實際去檢查也可以發現利用 org.openlabtesting.leveldbjni 提供的 leveldbjni-1.8.jar 裡面是有提供 aarch64 使用的 .so 檔。

開始執行的時候,出現以下的編譯訊息可以檢查是否有使用正確的編譯環境,由於本篇是想要在 ARM64 的架構中打包,所以 os.detected.arch 必須要是 aarch_64。
[INFO] Error stacktraces are turned on.
[INFO] Scanning for projects...
[INFO] ------------------------------------------------------------------------
[INFO] Detecting the operating system and CPU architecture
[INFO] ------------------------------------------------------------------------
[INFO] os.detected.name: osx
[INFO] os.detected.arch: aarch_64
[INFO] os.detected.version: 14.6
[INFO] os.detected.version.major: 14
[INFO] os.detected.version.minor: 6
[INFO] os.detected.classifier: osx-aarch_64
[INFO] ------------------------------------------------------------------------
假設成功利用 Maven 編譯成功的話,會顯示以下的訊息:
[INFO] ------------------------------------------------------------------------
[INFO] Reactor Summary for Spark Project Parent POM 3.5.3:
[INFO]
[INFO] Spark Project Parent POM ........................... SUCCESS [ 2.998 s]
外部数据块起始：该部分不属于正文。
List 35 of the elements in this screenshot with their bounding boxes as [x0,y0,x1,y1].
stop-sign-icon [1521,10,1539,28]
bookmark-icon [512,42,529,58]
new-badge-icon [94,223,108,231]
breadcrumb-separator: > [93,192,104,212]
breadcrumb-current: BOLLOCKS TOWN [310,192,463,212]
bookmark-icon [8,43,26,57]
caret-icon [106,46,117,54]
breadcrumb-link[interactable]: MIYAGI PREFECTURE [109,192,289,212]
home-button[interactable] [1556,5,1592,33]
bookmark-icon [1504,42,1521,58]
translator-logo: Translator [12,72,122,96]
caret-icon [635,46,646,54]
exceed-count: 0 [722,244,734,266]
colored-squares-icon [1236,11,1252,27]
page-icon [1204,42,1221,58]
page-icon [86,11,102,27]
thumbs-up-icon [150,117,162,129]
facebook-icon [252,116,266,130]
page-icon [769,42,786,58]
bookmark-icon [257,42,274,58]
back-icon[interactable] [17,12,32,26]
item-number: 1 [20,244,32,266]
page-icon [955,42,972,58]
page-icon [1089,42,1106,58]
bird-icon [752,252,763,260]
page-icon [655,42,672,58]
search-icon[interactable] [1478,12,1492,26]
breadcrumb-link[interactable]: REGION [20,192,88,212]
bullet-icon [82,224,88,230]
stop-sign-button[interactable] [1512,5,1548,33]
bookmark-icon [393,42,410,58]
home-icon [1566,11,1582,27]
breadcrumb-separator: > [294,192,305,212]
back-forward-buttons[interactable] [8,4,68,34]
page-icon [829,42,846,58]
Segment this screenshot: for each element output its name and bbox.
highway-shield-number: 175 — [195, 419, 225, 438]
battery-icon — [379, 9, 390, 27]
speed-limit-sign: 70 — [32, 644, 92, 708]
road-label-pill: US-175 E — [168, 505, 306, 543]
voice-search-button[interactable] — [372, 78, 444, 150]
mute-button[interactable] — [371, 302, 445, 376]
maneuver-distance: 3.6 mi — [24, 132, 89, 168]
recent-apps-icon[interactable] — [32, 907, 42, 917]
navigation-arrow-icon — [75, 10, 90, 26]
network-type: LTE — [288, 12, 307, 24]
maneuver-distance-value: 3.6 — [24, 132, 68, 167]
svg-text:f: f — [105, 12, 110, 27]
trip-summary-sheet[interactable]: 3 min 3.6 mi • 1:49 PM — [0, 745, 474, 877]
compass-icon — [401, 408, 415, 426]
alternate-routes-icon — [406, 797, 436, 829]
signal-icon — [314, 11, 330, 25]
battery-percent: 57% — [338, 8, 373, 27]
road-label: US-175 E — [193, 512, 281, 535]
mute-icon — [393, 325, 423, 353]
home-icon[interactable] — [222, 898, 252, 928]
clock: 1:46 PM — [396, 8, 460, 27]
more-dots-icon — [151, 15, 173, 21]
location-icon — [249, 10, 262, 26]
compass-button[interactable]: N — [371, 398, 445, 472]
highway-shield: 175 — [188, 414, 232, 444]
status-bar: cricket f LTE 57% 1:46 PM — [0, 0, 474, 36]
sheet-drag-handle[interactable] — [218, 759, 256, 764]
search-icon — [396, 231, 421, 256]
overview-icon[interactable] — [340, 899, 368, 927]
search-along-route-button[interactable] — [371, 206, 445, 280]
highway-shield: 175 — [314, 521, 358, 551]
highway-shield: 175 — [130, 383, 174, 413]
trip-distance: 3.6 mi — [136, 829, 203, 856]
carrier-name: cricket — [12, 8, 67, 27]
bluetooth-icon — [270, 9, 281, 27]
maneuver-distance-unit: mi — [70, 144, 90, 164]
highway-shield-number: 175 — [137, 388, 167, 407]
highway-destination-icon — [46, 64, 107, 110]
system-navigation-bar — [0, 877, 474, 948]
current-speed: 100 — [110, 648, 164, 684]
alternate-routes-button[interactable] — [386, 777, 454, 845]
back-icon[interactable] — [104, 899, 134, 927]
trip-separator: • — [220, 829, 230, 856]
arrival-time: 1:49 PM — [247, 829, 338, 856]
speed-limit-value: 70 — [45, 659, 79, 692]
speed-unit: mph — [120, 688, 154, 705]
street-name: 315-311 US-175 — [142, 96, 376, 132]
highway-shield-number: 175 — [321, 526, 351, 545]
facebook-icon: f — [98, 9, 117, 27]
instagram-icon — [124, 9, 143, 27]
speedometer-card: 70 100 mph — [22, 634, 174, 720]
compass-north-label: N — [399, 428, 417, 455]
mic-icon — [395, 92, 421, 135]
[INFO] Spark Project Tags ................................. SUCCESS [ 4.224 s]
[INFO] Spark Project Sketch ............................... SUCCESS [ 2.017 s]
[INFO] Spark Project Local DB ............................. SUCCESS [ 3.241 s]
[INFO] Spark Project Common Utils ......................... SUCCESS [ 8.526 s]
[INFO] Spark Project Networking ........................... SUCCESS [ 4.579 s]
[INFO] Spark Project Shuffle Streaming Service ............ SUCCESS [ 3.266 s]
[INFO] Spark Project Unsafe ............................... SUCCESS [ 2.728 s]
[INFO] Spark Project Launcher ............................. SUCCESS [ 2.892 s]
[INFO] Spark Project Core ................................. SUCCESS [01:08 min]
[INFO] Spark Project ML Local Library ..................... SUCCESS [ 11.242 s]
[INFO] Spark Project GraphX ............................... SUCCESS [ 15.844 s]
[INFO] Spark Project Streaming ............................ SUCCESS [ 15.650 s]
[INFO] Spark Project SQL API .............................. SUCCESS [ 16.183 s]
[INFO] Spark Project Catalyst ............................. SUCCESS [ 43.525 s]
[INFO] Spark Project SQL .................................. SUCCESS [ 42.269 s]
[INFO] Spark Project ML Library ........................... SUCCESS [ 48.001 s]
[INFO] Spark Project Tools ................................ SUCCESS [ 4.290 s]
[INFO] Spark Project Hive ................................. SUCCESS [ 19.292 s]
[INFO] Spark Project REPL ................................. SUCCESS [ 7.000 s]
[INFO] Spark Project YARN Shuffle Service ................. SUCCESS [ 32.032 s]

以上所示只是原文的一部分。